06 Nov 2018
By Tom Sime, Managing Director, Exchange Communications.
Voice technology has undoubtedly proved to be a huge success in the consumer market.
It’s driven a significant behaviour change for brands with a growing number of Brits happy to use voice-operated devices – from Amazon Echo, to Apple’s Siri, and Ask Google – for the likes of shopping, checking the news, listening to music, and more.
Stateside, more than 43 million Americans now own a smart speaker, and the odds are that if you don’t own one here in the UK, then you know someone that does.
In fact, it’s thought that 50 per cent of searches will be voice-powered come 2020, and marketers have had to seriously consider how best to utilise the potential of what has been dubbed ‘the next major disruptor in advertising’ with its power to significantly shape consumption patterns.

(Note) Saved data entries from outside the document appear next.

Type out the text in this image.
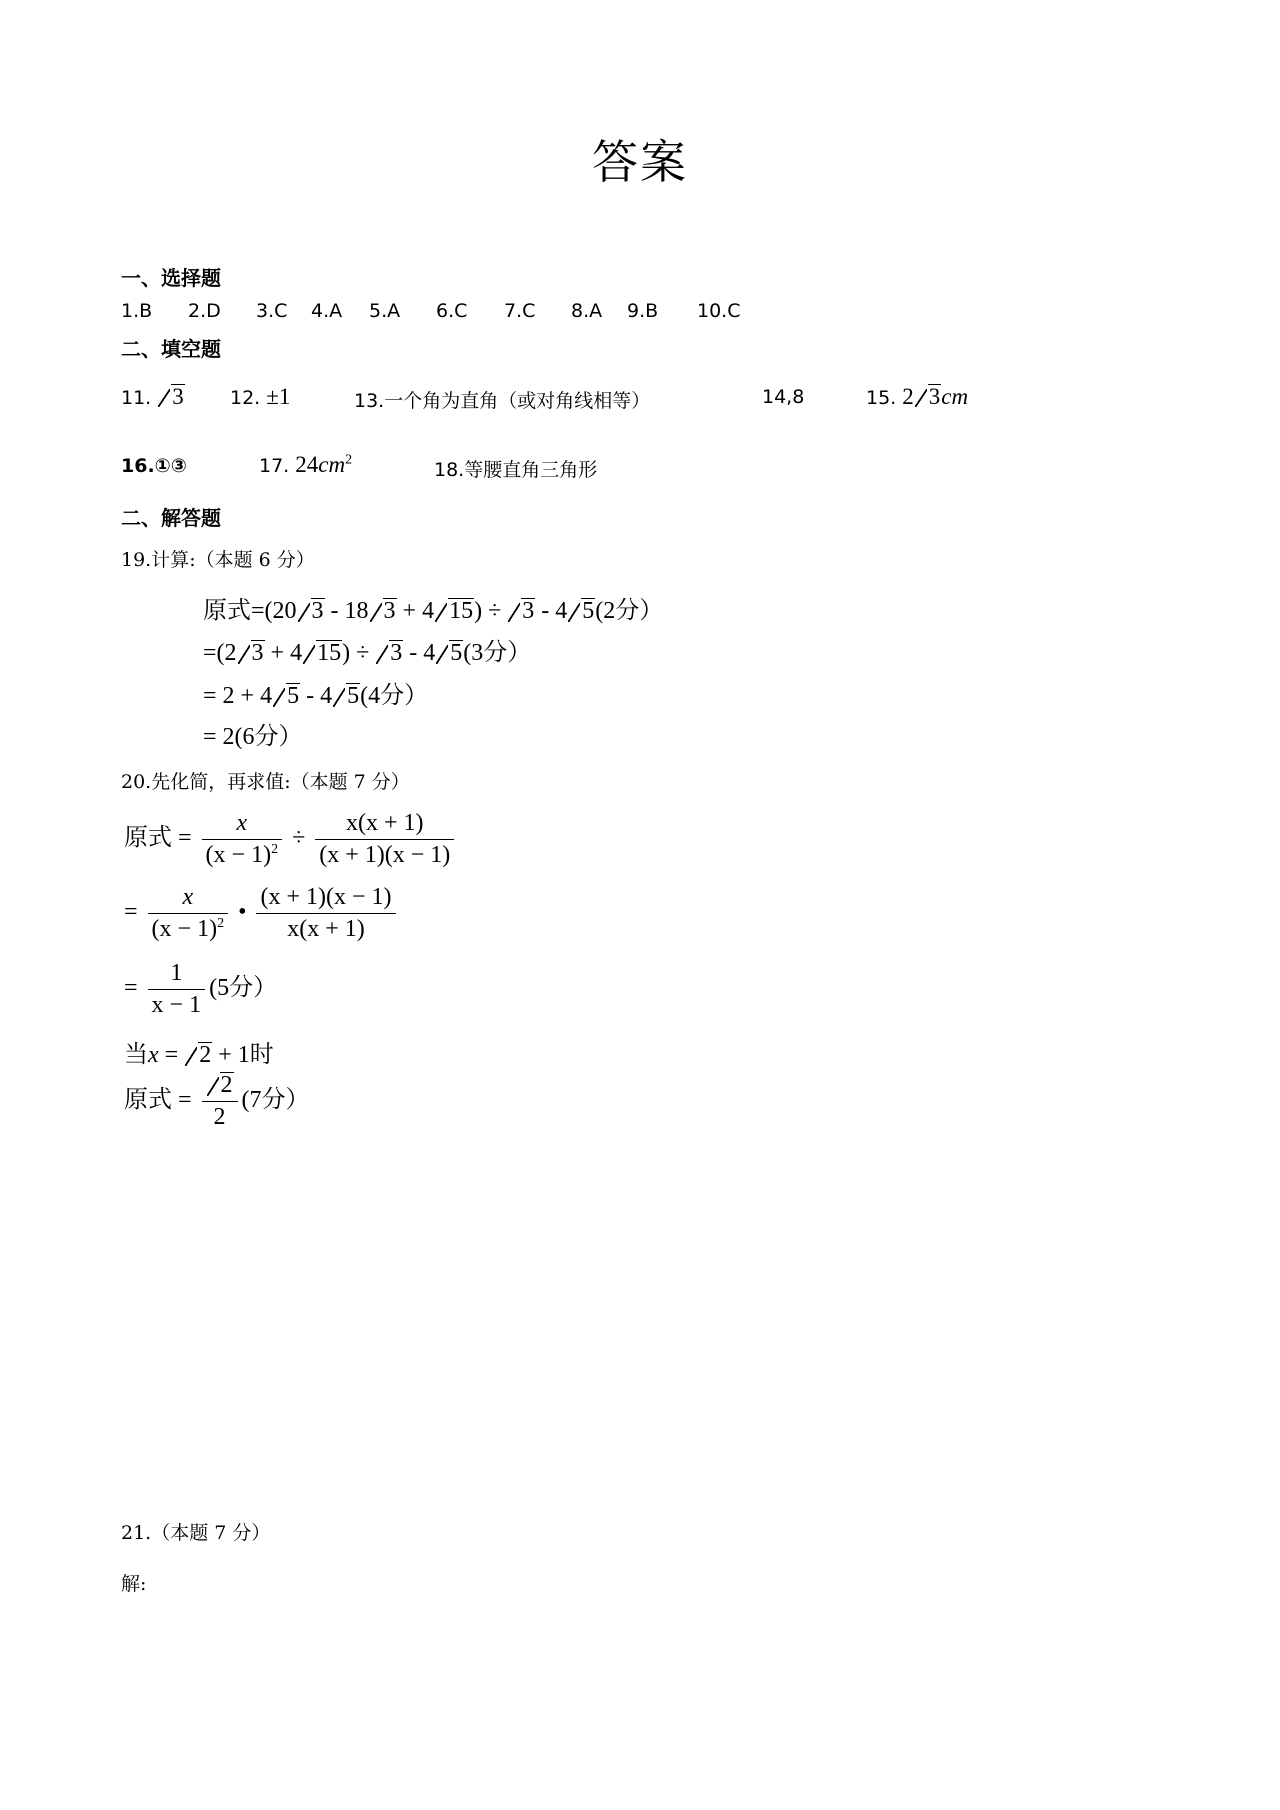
答案
一、选择题
1.B 2.D 3.C 4.A 5.A 6.C 7.C 8.A 9.B 10.C
二、填空题
11. 3 12. ±1	13.一个角为直角（或对角线相等）	14,8	15. 2 3cm
16.①③	17. $24cm^2$	18.等腰直角三角形
二、解答题
19.计算:（本题 6 分）
原式=(20 3 - 18 3 + 4 15) ÷ 3 - 4 5(2分）
=(2 3 + 4 15) ÷ 3 - 4 5(3分）
= 2 + 4 5 - 4 5(4分）
= 2(6分）
20.先化简，再求值:（本题 7 分）
原式 = $\frac{x}{(x - 1)^2} \div \frac{x(x + 1)}{(x + 1)(x - 1)}$
= $\frac{x}{(x - 1)^2}$ • $\frac{(x + 1)(x - 1)}{x(x + 1)}$
= $\frac{1}{x - 1} (5$分）
当x = 2 + 1时
原式 = $\frac{2}{2} (7$分）
21.（本题 7 分）
解:
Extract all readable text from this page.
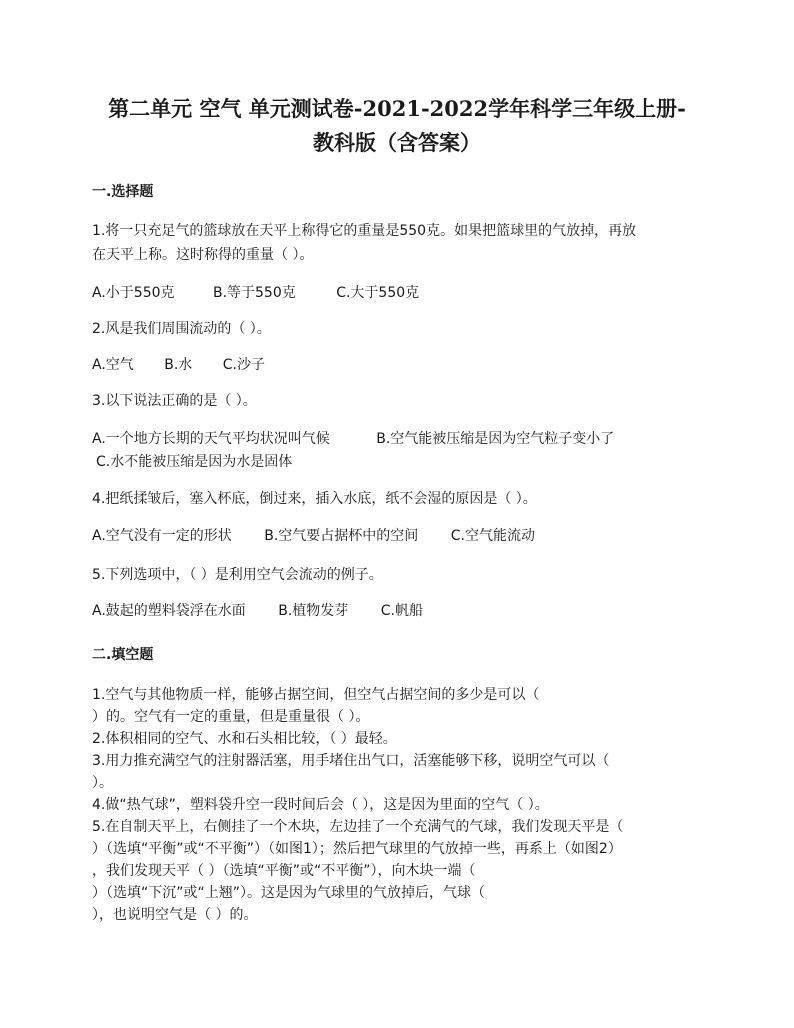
第二单元 空气 单元测试卷-2021-2022学年科学三年级上册-
教科版（含答案）
一.选择题
1.将一只充足气的篮球放在天平上称得它的重量是550克。如果把篮球里的气放掉，再放
在天平上称。这时称得的重量（ ）。
A.小于550克	B.等于550克	C.大于550克
2.风是我们周围流动的（ ）。
A.空气 B.水 C.沙子
3.以下说法正确的是（ ）。
A.一个地方长期的天气平均状况叫气候	B.空气能被压缩是因为空气粒子变小了
C.水不能被压缩是因为水是固体
4.把纸揉皱后，塞入杯底，倒过来，插入水底，纸不会湿的原因是（ ）。
A.空气没有一定的形状 B.空气要占据杯中的空间 C.空气能流动
5.下列选项中，（ ）是利用空气会流动的例子。
A.鼓起的塑料袋浮在水面 B.植物发芽 C.帆船
二.填空题
1.空气与其他物质一样，能够占据空间，但空气占据空间的多少是可以（
）的。空气有一定的重量，但是重量很（ ）。
2.体积相同的空气、水和石头相比较，（ ）最轻。
3.用力推充满空气的注射器活塞，用手堵住出气口，活塞能够下移，说明空气可以（
）。
4.做“热气球”，塑料袋升空一段时间后会（ ），这是因为里面的空气（ ）。
5.在自制天平上，右侧挂了一个木块，左边挂了一个充满气的气球，我们发现天平是（
）（选填“平衡”或“不平衡”）（如图1）；然后把气球里的气放掉一些，再系上（如图2）
，我们发现天平（ ）（选填“平衡”或“不平衡”），向木块一端（
）（选填“下沉”或“上翘”）。这是因为气球里的气放掉后，气球（
），也说明空气是（ ）的。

However, while voice may be increasingly ubiquitous in the UK consumer space, is it really the next big thing? I’m not fully convinced.
One issue with voice-activated search, and it remains unresolved, is that the result is a solitary answer and not the endless list of ranked options that traditional web searches elicit. As a society, we rarely want a single answer – we want options, particularly when it comes to locating the best deal online, and accusations surrounding fair competition will inevitably rear their head.
There are undoubtedly also risks presented by voice. Security is a constant challenge with manufacturers’ security protocols having to be continually updated as hackers are able to attack these products in a very sophisticated manner.
Where I believe voice excels most is in enhancing customer service offerings. In the business space, it can help drive heightened customer service levels through simple to use self-service options that are quick, efficient, and accurate.
We use voice technology across all of our telephony solutions currently so are already invested in the technology and benefits for businesses and customers.
Voice-activated technologies will be at the heart of the smart office where Internet of Things devices will transform how enterprise environments are managed and controlled.
On a day to day basis, it’s thought that voice technology will enable intelligent smart products to actually participate in meetings, while performing such tasks as interjecting facts and answering questions. It will also be able to record meetings, before actioning agenda items and sending meeting summaries.
So what does business need to do to maximise the technology? Companies must increase customer adoption and buy in to voice technology in order to reap the full benefits.
There’s also much more to come in terms of its potential.
The natural evolution of voice technology is in the smart buildings arena where it could become one of the main communication methods, in turn underpinning smart cities.
Voice technologies will certainly be a big part of all our futures, but perhaps not quite in the consumer-orientated ways that we think.
Instead, its greatest influence will be on the enterprise space, transforming how business people communicate, interact, and share data.